En 2025, Forbes a placé le vignoble de M. Chapoutier au neuvième rang de sa sélection mondiale, premier domaine français du classement. Cette place résume un parcours qui a déplacé le regard porté sur le Rhône : la biodynamie et l’accueil des visiteurs y prennent une place visible.
Le sujet dépasse une bouteille ou une étiquette. Il raconte comment un domaine familial, né en 1808, a fait de ses choix de travail un signe de reconnaissance bien au-delà de Tain-l’Hermitage.
La biodynamie a donné un visage plus large au groupe
Forbes a retenu le travail pionnier du patron en biodynamie et en œnotourisme pour établir son classement de 2025. Ces deux directions se répondent : travailler la vigne d’un côté, donner au public une porte d’entrée vers le vin de l’autre.
Le mot biodynamie est souvent lancé comme un argument d’étiquette. Ici, il figure dans la raison même avancée par le classement international.

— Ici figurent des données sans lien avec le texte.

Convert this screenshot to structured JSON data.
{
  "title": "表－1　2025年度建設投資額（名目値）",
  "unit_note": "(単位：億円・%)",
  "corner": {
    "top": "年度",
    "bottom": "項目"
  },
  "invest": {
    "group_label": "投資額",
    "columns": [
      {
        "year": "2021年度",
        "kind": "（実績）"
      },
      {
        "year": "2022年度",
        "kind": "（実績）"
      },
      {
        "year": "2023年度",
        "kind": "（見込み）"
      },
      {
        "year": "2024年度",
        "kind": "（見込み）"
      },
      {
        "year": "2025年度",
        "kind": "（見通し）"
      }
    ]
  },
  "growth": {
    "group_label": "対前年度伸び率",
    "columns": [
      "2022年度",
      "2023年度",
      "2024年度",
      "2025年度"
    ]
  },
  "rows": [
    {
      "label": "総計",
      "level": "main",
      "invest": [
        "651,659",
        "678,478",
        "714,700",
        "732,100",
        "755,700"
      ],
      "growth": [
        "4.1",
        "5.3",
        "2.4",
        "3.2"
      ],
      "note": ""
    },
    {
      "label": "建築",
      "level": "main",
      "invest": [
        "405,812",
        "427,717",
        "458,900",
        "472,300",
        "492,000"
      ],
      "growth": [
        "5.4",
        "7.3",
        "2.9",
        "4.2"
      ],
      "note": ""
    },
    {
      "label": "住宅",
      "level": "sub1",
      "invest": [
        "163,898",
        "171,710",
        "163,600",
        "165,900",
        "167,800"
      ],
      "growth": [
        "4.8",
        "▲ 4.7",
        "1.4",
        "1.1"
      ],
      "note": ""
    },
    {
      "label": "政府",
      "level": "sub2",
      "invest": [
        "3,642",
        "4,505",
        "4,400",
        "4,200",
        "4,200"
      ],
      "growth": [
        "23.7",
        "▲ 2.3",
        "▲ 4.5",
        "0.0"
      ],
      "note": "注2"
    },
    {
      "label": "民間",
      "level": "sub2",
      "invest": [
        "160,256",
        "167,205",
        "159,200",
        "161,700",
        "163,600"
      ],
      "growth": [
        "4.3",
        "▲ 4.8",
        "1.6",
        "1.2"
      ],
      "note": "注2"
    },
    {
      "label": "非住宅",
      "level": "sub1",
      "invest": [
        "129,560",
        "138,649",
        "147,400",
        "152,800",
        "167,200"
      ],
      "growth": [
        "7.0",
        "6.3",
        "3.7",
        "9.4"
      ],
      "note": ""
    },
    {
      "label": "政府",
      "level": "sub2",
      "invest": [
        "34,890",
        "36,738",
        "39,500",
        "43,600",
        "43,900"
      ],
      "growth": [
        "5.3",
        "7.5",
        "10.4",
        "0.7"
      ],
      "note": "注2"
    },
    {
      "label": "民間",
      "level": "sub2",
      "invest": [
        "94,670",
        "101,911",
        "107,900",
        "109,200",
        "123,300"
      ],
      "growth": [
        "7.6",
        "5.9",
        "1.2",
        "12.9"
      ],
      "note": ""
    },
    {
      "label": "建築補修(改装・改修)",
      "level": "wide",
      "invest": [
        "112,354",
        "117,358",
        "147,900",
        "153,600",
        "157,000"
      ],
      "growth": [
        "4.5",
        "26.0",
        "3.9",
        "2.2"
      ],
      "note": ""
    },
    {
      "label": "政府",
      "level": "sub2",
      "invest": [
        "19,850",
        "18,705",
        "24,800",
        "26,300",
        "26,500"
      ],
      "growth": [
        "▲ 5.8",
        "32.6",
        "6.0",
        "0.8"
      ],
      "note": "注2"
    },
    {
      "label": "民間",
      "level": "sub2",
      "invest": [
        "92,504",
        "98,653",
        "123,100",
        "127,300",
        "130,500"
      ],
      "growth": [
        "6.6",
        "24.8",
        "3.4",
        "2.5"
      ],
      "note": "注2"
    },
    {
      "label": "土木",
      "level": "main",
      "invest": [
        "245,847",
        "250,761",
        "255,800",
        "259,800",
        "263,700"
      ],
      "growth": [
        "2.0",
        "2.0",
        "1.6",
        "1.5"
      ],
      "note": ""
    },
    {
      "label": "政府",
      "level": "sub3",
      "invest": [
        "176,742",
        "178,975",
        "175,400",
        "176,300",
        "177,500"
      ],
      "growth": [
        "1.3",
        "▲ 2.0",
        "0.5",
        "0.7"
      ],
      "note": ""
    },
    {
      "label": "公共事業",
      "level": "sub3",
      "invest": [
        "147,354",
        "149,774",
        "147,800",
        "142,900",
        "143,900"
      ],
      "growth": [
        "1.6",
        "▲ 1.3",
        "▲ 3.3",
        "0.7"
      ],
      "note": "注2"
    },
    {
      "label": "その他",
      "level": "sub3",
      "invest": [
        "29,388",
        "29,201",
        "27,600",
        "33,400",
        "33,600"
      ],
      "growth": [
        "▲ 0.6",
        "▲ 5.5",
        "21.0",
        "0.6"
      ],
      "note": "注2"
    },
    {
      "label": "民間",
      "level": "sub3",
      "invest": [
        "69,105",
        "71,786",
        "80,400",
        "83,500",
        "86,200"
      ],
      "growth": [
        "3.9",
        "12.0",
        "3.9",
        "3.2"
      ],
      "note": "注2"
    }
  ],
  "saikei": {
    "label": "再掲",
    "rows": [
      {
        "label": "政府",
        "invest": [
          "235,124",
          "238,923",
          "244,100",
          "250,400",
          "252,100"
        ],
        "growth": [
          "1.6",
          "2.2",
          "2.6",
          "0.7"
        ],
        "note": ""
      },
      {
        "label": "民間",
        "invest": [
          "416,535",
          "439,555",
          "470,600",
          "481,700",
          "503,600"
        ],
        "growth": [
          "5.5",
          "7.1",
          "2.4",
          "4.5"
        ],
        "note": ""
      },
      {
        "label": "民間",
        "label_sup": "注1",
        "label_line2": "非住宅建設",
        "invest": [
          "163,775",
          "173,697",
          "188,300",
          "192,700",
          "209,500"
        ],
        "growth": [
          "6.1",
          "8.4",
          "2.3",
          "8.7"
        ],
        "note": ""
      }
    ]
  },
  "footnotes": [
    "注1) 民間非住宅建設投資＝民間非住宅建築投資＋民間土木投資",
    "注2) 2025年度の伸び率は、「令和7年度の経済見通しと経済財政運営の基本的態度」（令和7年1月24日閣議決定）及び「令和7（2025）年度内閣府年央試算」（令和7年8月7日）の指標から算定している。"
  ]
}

Cela place le domaine dans une histoire de méthode autant que de réputation.
Michel Chapoutier est à la fois viticulteur, négociant en vins et président de société français. Ces fonctions dessinent un rôle large : le travail du vin passe par les parcelles, le négoce et la conduite d’un groupe.
Pourquoi le classement de 2025 compte-t-il ?
Le vignoble y arrive premier français et occupe la neuvième place mondiale. Pour comprendre cette maison, ce repère éclaire la portée acquise par ses choix.
Un classement ne résume jamais un vin dans un verre. Mais celui-ci associe clairement la position du domaine à la biodynamie et à l’œnotourisme, deux axes qui ont contribué à changer son image.
À Tain-l’Hermitage, des panneaux parlent encore aux voyageurs
Le groupe est implanté à Tain-l’Hermitage, dans la Drôme, au pied de la colline de l’Hermitage. Depuis la gare ferroviaire, les panneaux publicitaires du domaine restent visibles et rappellent une manière directe de s’adresser aux passants.
Ces panneaux sont liés aux années 1860. Ils avaient un but concret : encourager les voyageurs de la ligne Paris-Lyon-Marseille à s’arrêter pour acheter du vin.
Une colline, une gare et un nom affiché face aux trains donnent une image du commerce du vin. Le groupe cherchait déjà à être vu avant les classements internationaux.
Cette présence publicitaire ne prouve rien, à elle seule, du contenu des bouteilles. Elle montre qu’une maison du Rhône savait déjà s’adresser à ceux qui traversaient le territoire plutôt qu’aux seuls habitués du caveau.
Que disent ces affiches de l’histoire du domaine ?
Elles relient l’activité viticole à la circulation des voyageurs. Ce détail remet le vin dans son usage concret : il se produit dans un lieu, mais il doit aussi rejoindre une table, un acheteur, une halte sur un trajet.
La colline de l’Hermitage sert ici de décor, sans folklore ajouté. Les panneaux ont été pensés pour la ligne ferroviaire ; leur présence depuis la gare conserve cette logique de passage et de visibilité.
Du Rhône au Portugal, une maison qui a élargi son terrain
Le groupe a développé des projets en Roussillon, en Australie et au Portugal. Cette extension prolonge une maison qui a gardé son implantation à Tain-l’Hermitage tout en développant plusieurs origines.
Cette ouverture change l’échelle du récit. Le Rhône reste le point d’ancrage, mais l’activité du patron déborde ce seul paysage et associe plusieurs territoires viticoles.
Le groupe a mené des projets dans trois espaces précis, sans effacer son histoire familiale ni son siège drômois.
La maison familiale remonte à 1808 et mène aussi des projets hors de France.
Le braille sur les étiquettes depuis 1996
Depuis 1996, les étiquettes intègrent du braille. Ce choix donne à l’objet bouteille une dimension concrète que l’on oublie souvent : l’étiquette sert à montrer un nom ou une cuvée et intègre du braille.
Cette décision de lisibilité est inscrite durablement dans la présentation des vins. Elle accompagne les bouteilles depuis plusieurs décennies.
Cette date compte aussi dans le récit du groupe. Bien avant le classement de 2025, une attention particulière était déjà portée à la manière dont le vin se présente et se reconnaît.
Né le 7 avril 1964, l’actuel patron a pris la tête d’une maison ancienne et lui a donné des marqueurs très identifiables. La biodynamie, l’œnotourisme, les projets hors du Rhône et le braille expliquent pourquoi cette signature continue de dépasser sa colline.
À table, il reste préférable de laisser le discours redescendre dans le verre. Le parcours du groupe raconte une ambition et des choix durables ; la bouteille demande surtout du temps, une température juste et une dégustation mesurée.